Was Schülerinnen und Schüler vor dem Abschluss sonst noch tun können, um sich den Einstieg ins künftige Studium zu erleichtern: Wer weiß, dass für das Wunschfach bestimmte Sprachkenntnisse erforderlich sind, sollte rechtzeitig das Latinum oder Graecum ablegen. Zwar bieten Hochschulen die Möglichkeit, das nachzuholen – doch solche Dinge vorher zu erledigen spart im Studium viel Zeit und Nerven.

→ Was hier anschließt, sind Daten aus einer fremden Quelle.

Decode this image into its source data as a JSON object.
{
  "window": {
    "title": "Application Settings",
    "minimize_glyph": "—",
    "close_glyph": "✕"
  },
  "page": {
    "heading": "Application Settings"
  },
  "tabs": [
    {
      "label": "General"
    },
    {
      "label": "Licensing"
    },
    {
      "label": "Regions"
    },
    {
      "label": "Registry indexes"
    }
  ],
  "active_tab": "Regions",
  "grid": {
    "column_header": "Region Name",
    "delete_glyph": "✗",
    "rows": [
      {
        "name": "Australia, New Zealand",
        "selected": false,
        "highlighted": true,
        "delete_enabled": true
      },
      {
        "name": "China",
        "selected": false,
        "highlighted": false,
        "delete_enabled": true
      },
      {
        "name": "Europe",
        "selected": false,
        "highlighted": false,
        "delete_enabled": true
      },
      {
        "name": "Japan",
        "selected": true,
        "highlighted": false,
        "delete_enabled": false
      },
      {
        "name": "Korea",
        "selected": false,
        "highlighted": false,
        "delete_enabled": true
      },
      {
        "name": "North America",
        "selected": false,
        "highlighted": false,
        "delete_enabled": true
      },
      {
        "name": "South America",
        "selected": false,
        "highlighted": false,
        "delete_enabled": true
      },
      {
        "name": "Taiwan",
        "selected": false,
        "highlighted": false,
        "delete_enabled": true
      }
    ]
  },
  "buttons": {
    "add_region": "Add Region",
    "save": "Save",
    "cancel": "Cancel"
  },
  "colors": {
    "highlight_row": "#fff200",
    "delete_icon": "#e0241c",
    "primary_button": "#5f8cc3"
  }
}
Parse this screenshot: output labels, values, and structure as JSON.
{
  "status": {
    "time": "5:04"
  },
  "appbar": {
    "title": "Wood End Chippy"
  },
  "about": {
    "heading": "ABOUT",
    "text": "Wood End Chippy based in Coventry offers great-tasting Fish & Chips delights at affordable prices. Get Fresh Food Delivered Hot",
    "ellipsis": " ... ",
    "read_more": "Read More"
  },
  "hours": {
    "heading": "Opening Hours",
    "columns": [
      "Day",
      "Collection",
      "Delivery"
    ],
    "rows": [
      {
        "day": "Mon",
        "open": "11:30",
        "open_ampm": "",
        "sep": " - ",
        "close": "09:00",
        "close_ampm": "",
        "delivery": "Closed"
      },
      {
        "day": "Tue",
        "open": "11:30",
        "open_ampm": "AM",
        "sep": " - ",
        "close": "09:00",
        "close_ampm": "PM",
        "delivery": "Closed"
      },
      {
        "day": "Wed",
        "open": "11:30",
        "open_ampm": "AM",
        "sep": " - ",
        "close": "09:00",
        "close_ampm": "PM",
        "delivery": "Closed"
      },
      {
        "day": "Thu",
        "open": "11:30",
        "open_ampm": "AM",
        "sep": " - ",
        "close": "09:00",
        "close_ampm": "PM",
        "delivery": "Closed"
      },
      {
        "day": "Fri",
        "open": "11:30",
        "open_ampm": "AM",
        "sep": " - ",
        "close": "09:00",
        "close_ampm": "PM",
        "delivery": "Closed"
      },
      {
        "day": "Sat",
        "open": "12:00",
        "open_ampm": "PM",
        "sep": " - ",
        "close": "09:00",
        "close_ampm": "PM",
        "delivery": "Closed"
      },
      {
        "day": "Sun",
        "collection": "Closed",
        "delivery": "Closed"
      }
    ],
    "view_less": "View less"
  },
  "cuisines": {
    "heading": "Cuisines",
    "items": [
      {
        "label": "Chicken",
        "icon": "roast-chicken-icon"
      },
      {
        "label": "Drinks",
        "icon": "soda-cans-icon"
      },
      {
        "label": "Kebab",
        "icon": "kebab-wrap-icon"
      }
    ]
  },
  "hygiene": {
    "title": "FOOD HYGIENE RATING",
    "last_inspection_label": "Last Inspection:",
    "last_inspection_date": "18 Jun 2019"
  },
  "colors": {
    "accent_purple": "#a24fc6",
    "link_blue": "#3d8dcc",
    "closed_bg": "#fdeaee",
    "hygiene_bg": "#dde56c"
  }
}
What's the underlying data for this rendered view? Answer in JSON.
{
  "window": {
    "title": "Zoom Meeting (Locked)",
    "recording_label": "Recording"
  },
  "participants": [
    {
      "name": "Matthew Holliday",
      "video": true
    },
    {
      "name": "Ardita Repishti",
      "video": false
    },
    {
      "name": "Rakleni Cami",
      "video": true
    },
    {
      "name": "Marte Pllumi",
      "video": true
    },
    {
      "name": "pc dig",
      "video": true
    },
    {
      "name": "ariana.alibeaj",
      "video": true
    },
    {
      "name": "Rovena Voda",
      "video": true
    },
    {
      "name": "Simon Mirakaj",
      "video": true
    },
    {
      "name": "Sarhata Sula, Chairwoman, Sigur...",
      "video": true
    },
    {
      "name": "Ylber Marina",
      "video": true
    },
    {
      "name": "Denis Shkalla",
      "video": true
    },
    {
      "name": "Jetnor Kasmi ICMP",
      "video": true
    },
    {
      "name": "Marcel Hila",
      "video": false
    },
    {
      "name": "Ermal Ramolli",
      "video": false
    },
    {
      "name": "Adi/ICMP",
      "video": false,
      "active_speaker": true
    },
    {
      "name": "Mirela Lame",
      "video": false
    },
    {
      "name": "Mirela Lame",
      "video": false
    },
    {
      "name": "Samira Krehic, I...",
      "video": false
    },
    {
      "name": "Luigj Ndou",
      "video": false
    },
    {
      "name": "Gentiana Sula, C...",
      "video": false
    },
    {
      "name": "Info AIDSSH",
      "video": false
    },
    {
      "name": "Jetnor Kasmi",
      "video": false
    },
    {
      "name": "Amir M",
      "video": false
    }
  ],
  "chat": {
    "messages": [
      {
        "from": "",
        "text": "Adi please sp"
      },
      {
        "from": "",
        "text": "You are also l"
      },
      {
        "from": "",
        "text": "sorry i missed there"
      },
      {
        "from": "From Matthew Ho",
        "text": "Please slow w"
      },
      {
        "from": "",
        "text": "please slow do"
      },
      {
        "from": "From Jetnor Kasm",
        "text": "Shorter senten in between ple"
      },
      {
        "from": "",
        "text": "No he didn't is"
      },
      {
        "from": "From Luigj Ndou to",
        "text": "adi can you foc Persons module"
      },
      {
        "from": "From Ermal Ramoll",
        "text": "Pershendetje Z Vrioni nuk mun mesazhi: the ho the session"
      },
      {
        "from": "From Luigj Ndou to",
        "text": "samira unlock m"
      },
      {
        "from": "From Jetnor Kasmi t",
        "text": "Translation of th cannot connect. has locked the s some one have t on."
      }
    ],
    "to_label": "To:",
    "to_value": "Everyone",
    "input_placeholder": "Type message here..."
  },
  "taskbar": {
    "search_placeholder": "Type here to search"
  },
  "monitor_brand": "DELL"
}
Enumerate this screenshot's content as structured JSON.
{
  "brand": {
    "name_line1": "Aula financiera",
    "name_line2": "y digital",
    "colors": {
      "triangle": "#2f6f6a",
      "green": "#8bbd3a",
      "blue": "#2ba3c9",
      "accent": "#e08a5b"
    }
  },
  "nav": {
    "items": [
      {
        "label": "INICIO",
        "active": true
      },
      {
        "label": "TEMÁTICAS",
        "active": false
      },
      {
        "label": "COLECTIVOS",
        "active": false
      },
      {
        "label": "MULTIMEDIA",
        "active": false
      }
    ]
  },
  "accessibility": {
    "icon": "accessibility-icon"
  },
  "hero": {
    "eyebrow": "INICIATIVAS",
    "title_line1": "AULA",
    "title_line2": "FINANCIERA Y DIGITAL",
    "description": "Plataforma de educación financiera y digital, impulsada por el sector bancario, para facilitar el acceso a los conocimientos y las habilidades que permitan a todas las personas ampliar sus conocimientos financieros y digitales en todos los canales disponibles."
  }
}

Wie funktioniert das vor Ort?
Eingeschrieben? Spätestens von da werden aus Studieren-Tipps für Eltern eigentlich Tipps für Studenten – denn nun ist von den jungen Leuten Eigeninitiative gefragt. Im Studium läuft nämlich so ziemlich alles anders als in der Schule. Für Stundenpläne, Prüfungsleistungen und Fristen ist man auf einmal selbst zuständig. Und auch um Finanzfragen sollte man sich rechtzeitig kümmern – auch wenn dabei die Eltern noch helfen können.
Alle mal aufgepasst: Möglichkeiten der Studienfinanzierung
Zwar sind die allgemeinen Studiengebühren mittlerweile bundesweit abgeschafft, trotzdem ist Studieren alles andere als billig, nicht nur wegen des obligatorischen Semesterbeitrags. Als Unterstützung können Studierende beim Staat BAföG beantragen – ob jemand Anspruch darauf hat und wie viel Geld sie oder er letztlich bekommt, lässt sich mittels bafoeg-rechner.de herausfinden. Alternativ kann man einen Studienkredit aufnehmen, sich auf stipendienlotse.de nach einem Stipendium umsehen oder ganz klassisch jobben. Wer dabei gleich was fürs Studium tun will, kann sich als studentische Hilfskraft, kurz HiWi, am Lehrstuhl bewerben. Je besser die Noten, desto größer die Chance auf einen solchen Job.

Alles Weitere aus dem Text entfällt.